Learning Machine unveiled a self-sovereign Universal Driver ID based on the BlockCerts open standards for issuing and verifying documents and official records on the blockchain. Natalie Smolenski from Learning Machine pointed out that 10% of all fictitious pickups in the American freight industry involve identity theft, which is only becoming more common. Those fictitious pickups average $140K in value. 

“If you’re a carrier and you’re hiring a new driver, and are presented a BlockCert, verifying it is just as easy—you can do it with one click, or by scanning a QR code, or by pasting a link into our universal verifier,” said Smolenski. Learning Machine wants to use cryptographically secured identity documents to eliminate identity fraud, double brokering, and issues with lost paperwork that introduce new costs and inefficiencies in logistics processes.

Ken Evans from Konexial is laser-focused on filling the 20% of all truckload miles in the United States—50 billion miles every year—that run empty. Konexial’s GoLoad platform is an open ecosystem to help carriers make their assets visible and available to shippers and 3PLs. This information can be taken from an ELD and populated to the cloud and is structured by a smart hierarchy of data so that shippers can find the best driver for their load, starting from the truck’s location and moving down through criteria like the driver’s remaining hours of service and destination preferences. Evans described GoLoad as “the world’s first dynamic load matching engine.”

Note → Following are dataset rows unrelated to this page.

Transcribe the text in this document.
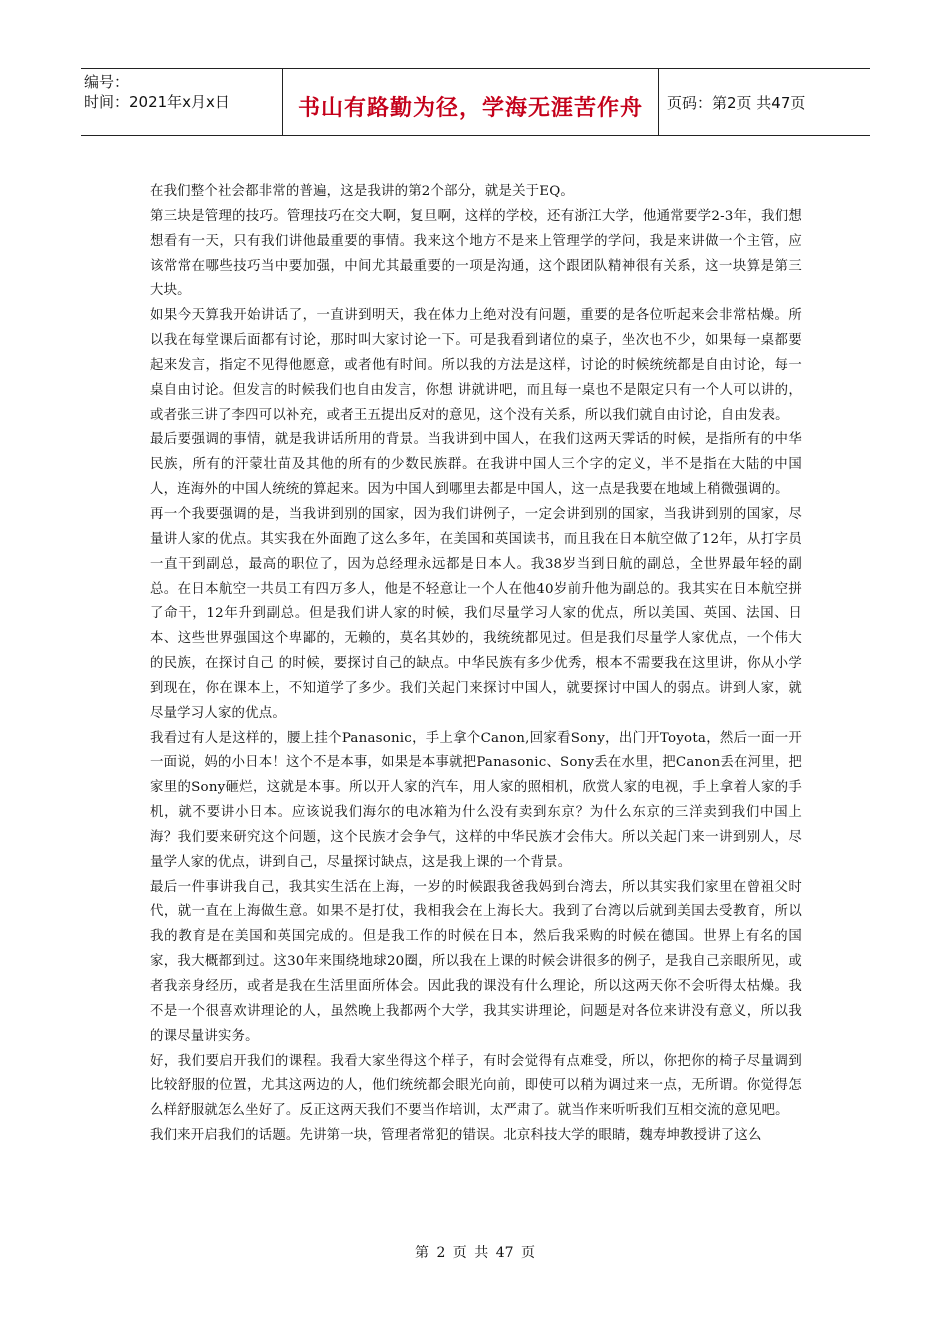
编号：
时间：2021年x月x日	书山有路勤为径，学海无涯苦作舟	页码：第2页 共47页

在我们整个社会都非常的普遍，这是我讲的第2个部分，就是关于EQ。

第三块是管理的技巧。管理技巧在交大啊，复旦啊，这样的学校，还有浙江大学，他通常要学2-3年，我们想想看有一天，只有我们讲他最重要的事情。我来这个地方不是来上管理学的学问，我是来讲做一个主管，应该常常在哪些技巧当中要加强，中间尤其最重要的一项是沟通，这个跟团队精神很有关系，这一块算是第三大块。

如果今天算我开始讲话了，一直讲到明天，我在体力上绝对没有问题，重要的是各位听起来会非常枯燥。所以我在每堂课后面都有讨论，那时叫大家讨论一下。可是我看到诸位的桌子，坐次也不少，如果每一桌都要起来发言，指定不见得他愿意，或者他有时间。所以我的方法是这样，讨论的时候统统都是自由讨论，每一桌自由讨论。但发言的时候我们也自由发言，你想 讲就讲吧，而且每一桌也不是限定只有一个人可以讲的，或者张三讲了李四可以补充，或者王五提出反对的意见，这个没有关系，所以我们就自由讨论，自由发表。

最后要强调的事情，就是我讲话所用的背景。当我讲到中国人，在我们这两天霁话的时候，是指所有的中华民族，所有的汗蒙壮苗及其他的所有的少数民族群。在我讲中国人三个字的定义，半不是指在大陆的中国人，连海外的中国人统统的算起来。因为中国人到哪里去都是中国人，这一点是我要在地域上稍微强调的。

再一个我要强调的是，当我讲到别的国家，因为我们讲例子，一定会讲到别的国家，当我讲到别的国家，尽量讲人家的优点。其实我在外面跑了这么多年，在美国和英国读书，而且我在日本航空做了12年，从打字员一直干到副总，最高的职位了，因为总经理永远都是日本人。我38岁当到日航的副总，全世界最年轻的副总。在日本航空一共员工有四万多人，他是不轻意让一个人在他40岁前升他为副总的。我其实在日本航空拼了命干，12年升到副总。但是我们讲人家的时候，我们尽量学习人家的优点，所以美国、英国、法国、日本、这些世界强国这个卑鄙的，无赖的，莫名其妙的，我统统都见过。但是我们尽量学人家优点，一个伟大的民族，在探讨自己 的时候，要探讨自己的缺点。中华民族有多少优秀，根本不需要我在这里讲，你从小学到现在，你在课本上，不知道学了多少。我们关起门来探讨中国人，就要探讨中国人的弱点。讲到人家，就尽量学习人家的优点。

我看过有人是这样的，腰上挂个Panasonic，手上拿个Canon,回家看Sony，出门开Toyota，然后一面一开一面说，妈的小日本！这个不是本事，如果是本事就把Panasonic、Sony丢在水里，把Canon丢在河里，把家里的Sony砸烂，这就是本事。所以开人家的汽车，用人家的照相机，欣赏人家的电视，手上拿着人家的手机，就不要讲小日本。应该说我们海尔的电冰箱为什么没有卖到东京？为什么东京的三洋卖到我们中国上海？我们要来研究这个问题，这个民族才会争气，这样的中华民族才会伟大。所以关起门来一讲到别人，尽量学人家的优点，讲到自己，尽量探讨缺点，这是我上课的一个背景。

最后一件事讲我自己，我其实生活在上海，一岁的时候跟我爸我妈到台湾去，所以其实我们家里在曾祖父时代，就一直在上海做生意。如果不是打仗，我相我会在上海长大。我到了台湾以后就到美国去受教育，所以我的教育是在美国和英国完成的。但是我工作的时候在日本，然后我采购的时候在德国。世界上有名的国家，我大概都到过。这30年来围绕地球20圈，所以我在上课的时候会讲很多的例子，是我自己亲眼所见，或者我亲身经历，或者是我在生活里面所体会。因此我的课没有什么理论，所以这两天你不会听得太枯燥。我不是一个很喜欢讲理论的人，虽然晚上我都两个大学，我其实讲理论，问题是对各位来讲没有意义，所以我的课尽量讲实务。

好，我们要启开我们的课程。我看大家坐得这个样子，有时会觉得有点难受，所以，你把你的椅子尽量调到比较舒服的位置，尤其这两边的人，他们统统都会眼光向前，即使可以稍为调过来一点，无所谓。你觉得怎么样舒服就怎么坐好了。反正这两天我们不要当作培训，太严肃了。就当作来听听我们互相交流的意见吧。

我们来开启我们的话题。先讲第一块，管理者常犯的错误。北京科技大学的眼睛，魏寿坤教授讲了这么

第 2 页 共 47 页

Jacob Findlay, the CEO and founder at Fullbay, presented his company’s cloud-based diesel truck maintenance software. Findlay began his presentation with some data: “I’m going to start with two very interesting pieces of data: whenever a truck is pulled off for an inspection, a certain percentage results in an out of service violation. 21% is national average, and there’s an extremely strong correlation between out of service rate and the fatality rate. The second metric is that there is a strong correlation between the out of service rate and the size of the fleet. Larger fleets have lower out of service rates and smaller rates have higher, because larger fleets have dedicated teams to track and predict maintenance,” Findlay said.

It follows that smaller fleets have higher fatality rates, and the answer might lie in an accessible, inexpensive cloud-based predictive maintenance tool that bridges the safety gap between the smaller and larger fleets. That’s what Fullbay does. “We will launch a universal health record for heavy duty trucks,” said Findlay, referencing his previous experience in the electronic medical record software industry.  “Fullbay is a blockchain solution with two way communication, agnostic to repair shop software or fleet software. This solution will make truck and preventative maintenance easier and take friction out of the entire process.”

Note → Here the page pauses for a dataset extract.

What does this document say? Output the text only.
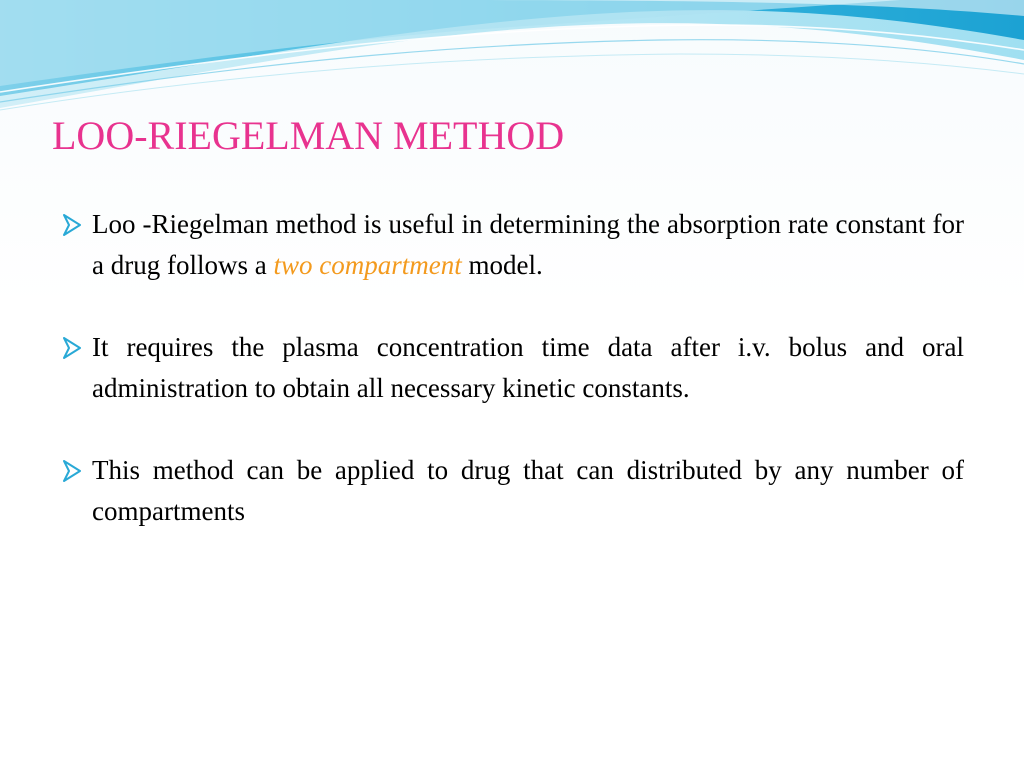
LOO-RIEGELMAN METHOD
Loo -Riegelman method is useful in determining the absorption rate constant for a drug follows a two compartment model.
It requires the plasma concentration time data after i.v. bolus and oral administration to obtain all necessary kinetic constants.
This method can be applied to drug that can distributed by any number of compartments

Ken Craig from McLeod Software ended the first demo block by showing the audience FlowLogix, a new extension to McLeod’s TMS architecture. FlowLogix allows users to automate business processes with visual tools, building logic chains and testing them before implementation. The user enters simple logical commands into a visualized decision tree, and FlowLogix automatically writes the code necessary. FlowLogix’s interoperability with the blockchain was demonstrated using a tokenized rates on volume per time smart contract.